7ª semana del tiempo ordinario. Miércoles: Mc 9, 38–40
Hoy nos trae el evangelio un tema de lo que se suele llamar “celotipia” en el terreno
de lo religioso. Solemos actuar en el aspecto religioso externo con mucho egoísmo. Lo
cual no es actuar muy religiosamente. Los apóstoles no eran santos, cuando los
escogió Jesús. Tenían muchos defectos y uno de los trabajos más grandes de Jesús
fue el ir formando el verdadero espíritu en aquellos hombres que estaban destinados a
ser pilares de la fe en el mundo. Una de las cosas que más le costaba a Jesús era el
desterrar el egoísmo de aquellos hombres que, a pesar de vivir en una cierta
comunidad, se disputaban los primeros puestos en lo que creían ser un reino material.
Un día ven a un hombre que, sin ser del grupo de ellos, con su buena voluntad está
expulsando un demonio invocando el nombre de Jesús. Esto les sentó muy mal a
algunos de los apóstoles, y Juan, que tenía bastante confianza con Jesús, le dice que
se lo habían prohibido. Parece que lo decía como si hubieran hecho una gran cosa.
Creían que el invocar el nombre de Jesús para hacer algo grande, como el expulsar a
un demonio, les correspondía sólo a ellos. Esto quizá lo creían porque Jesús les dio
este poder cuando les mandó a predicar por aquellos pueblos cercanos. Pero Jesús les
regaña. Lo diría con infinita bondad, pero al mismo tiempo con plena claridad dándoles
a ellos y a nosotros una gran lección.
Muchas veces hemos creído algunos católicos que sólo nosotros tenemos la razón
en cosas de religión. Pero fuera hay también mucha gente buena que actúa con buena
fe. Hoy nos dice Jesús que todo el que no está contra nosotros definitivamente está a
nuestro favor. En estos tiempos, quizá más que en otros, el Papa busca cualquier
momento y ocasión para poner en evidencia las cosas buenas con las que podemos
compartir con los judíos, los musulmanes, los budistas o con los de cualquiera religión.

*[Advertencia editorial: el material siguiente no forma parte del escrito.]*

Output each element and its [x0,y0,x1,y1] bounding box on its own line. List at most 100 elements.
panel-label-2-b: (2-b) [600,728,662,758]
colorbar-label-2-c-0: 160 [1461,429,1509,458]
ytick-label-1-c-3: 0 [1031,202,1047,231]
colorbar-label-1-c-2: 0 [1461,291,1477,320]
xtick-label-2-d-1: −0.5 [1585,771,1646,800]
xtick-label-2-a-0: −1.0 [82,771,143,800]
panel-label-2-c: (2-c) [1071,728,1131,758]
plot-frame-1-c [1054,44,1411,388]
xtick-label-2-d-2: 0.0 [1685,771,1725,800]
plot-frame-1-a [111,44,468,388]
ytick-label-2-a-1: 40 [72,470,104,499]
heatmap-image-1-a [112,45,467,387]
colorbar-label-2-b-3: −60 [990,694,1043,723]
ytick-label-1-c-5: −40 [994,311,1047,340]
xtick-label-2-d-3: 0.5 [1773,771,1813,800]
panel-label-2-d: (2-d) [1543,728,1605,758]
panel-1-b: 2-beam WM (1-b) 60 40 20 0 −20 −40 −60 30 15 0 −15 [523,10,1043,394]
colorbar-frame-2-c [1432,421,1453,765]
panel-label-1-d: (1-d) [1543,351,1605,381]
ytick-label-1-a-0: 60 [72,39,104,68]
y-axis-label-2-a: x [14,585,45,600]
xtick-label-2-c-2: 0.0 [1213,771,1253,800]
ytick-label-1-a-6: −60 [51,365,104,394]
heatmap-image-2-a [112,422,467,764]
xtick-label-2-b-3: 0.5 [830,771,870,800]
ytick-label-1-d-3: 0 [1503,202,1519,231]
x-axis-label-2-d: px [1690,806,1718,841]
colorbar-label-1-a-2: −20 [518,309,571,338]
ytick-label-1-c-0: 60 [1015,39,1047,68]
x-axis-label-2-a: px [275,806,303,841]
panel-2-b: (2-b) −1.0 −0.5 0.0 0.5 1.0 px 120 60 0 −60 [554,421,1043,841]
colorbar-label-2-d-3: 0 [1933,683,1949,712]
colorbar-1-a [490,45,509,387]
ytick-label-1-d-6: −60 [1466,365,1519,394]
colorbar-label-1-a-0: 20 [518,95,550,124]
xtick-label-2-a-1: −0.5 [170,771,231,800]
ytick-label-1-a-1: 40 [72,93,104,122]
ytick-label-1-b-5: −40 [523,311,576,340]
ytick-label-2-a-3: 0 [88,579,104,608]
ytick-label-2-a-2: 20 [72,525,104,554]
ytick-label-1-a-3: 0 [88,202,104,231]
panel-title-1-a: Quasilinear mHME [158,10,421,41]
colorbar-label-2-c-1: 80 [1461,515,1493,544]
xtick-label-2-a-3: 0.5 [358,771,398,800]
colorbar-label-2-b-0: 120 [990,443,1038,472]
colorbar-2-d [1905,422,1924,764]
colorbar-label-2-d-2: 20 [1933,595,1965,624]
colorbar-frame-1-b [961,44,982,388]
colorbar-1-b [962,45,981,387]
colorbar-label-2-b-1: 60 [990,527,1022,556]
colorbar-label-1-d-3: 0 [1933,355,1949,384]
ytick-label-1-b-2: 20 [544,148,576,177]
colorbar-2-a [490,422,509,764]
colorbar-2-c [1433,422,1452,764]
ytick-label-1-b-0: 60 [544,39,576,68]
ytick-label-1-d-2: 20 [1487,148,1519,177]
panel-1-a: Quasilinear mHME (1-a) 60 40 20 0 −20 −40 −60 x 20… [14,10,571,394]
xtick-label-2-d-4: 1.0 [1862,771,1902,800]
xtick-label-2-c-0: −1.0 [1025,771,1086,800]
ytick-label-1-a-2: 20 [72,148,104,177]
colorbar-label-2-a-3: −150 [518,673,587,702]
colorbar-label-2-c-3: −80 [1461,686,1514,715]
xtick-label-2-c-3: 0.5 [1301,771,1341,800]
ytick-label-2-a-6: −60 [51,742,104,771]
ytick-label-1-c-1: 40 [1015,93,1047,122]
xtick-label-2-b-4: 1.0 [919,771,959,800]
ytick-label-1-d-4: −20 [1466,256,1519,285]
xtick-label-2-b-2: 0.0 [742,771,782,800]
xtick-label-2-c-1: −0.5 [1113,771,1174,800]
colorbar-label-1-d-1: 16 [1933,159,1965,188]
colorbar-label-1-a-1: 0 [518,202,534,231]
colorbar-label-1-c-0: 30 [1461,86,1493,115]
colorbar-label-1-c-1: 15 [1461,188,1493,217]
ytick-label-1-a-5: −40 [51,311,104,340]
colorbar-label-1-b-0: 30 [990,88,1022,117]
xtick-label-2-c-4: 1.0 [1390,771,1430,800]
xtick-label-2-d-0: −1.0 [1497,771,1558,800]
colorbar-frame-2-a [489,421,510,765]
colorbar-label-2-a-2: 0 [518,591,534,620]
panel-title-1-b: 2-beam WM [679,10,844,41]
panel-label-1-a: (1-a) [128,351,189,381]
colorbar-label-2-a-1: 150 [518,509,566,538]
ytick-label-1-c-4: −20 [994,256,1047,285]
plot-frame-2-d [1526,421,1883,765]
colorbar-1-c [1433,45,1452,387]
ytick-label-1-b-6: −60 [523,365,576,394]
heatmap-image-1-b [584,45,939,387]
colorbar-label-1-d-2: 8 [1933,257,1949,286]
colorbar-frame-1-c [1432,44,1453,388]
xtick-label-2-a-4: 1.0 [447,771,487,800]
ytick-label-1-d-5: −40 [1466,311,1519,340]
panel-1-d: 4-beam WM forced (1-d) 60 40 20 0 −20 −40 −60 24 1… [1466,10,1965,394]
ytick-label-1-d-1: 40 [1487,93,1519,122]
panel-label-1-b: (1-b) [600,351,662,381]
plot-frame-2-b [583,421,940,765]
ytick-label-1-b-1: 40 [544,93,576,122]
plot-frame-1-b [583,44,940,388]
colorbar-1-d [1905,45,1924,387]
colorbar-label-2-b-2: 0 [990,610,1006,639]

Esto no es confesar que todas las religiones son igualmente buenas y santificadoras,
sino que en todas las religiones encontramos gente muy buena, aunque nosotros
estemos persuadidos que en el cristianismo tenemos unas gracias especiales que nos
pueden ayudar a ser mejores y santos, si nos dejamos guiar.
Lo que se quiere decir hoy es que, si queremos practicar el principal mandamiento
nuestro que es el amor, debemos saber descubrir las cosas buenas que hay en
muchas personas, aunque “no sean de nuestro grupo”. Y que no tengamos envidia de
quien actúe rectamente en las cosas religiosas. Algo parecido pasó en el Antiguo
Testamento cuando Moisés llamó a los dirigentes del pueblo para “profetizar”, que
significa alabar a Dios. Resulta que dos no fueron, quizá tuvieron impedimento o no
quisieron. El hecho es que donde estaban también se pusieron a profetizar. Entonces
Josué, que era joven y no experto en las cosas de Dios, le dijo a Moisés que se lo
prohibiera. Pero Moisés que, por su gran trato con Dios, tenía un corazón grande y
misericordioso, le dijo: “Ojalá que todo el pueblo pudiera profetizar”.
Jesús quiere que tengamos un corazón magnánimo para ver más las cosas buenas
que hay alrededor nuestro o lejos de nosotros. Quiere que sepamos alegrarnos por los
que hacen el bien, mientras Dios sea bendecido. También encontraremos acciones
depravadas que hay que lamentar. No nos quedemos enfrascados sólo pensando en
estas cosas malas, porque hay muchísimas cosas que debemos admirar y por las
cuales Dios es bendecido continuamente en muchas partes de la tierra.
Cuando vemos lo imperfectos que eran los apóstoles, cuando Jesús les quería
enseñar algo fundamental, y lo perfectos que aparecen después de la venida del
Espíritu Santo, podemos comprender la grandeza de la gracia de Dios, cuando uno es
dócil a esa gracia. Por eso en este día, viendo que nosotros estamos también llenos de
egoísmo y que queremos dominar a los demás y que nos alaben por lo que hacemos,
pidamos esa luz y fuerza al Espíritu Santo y podremos ver maravillas.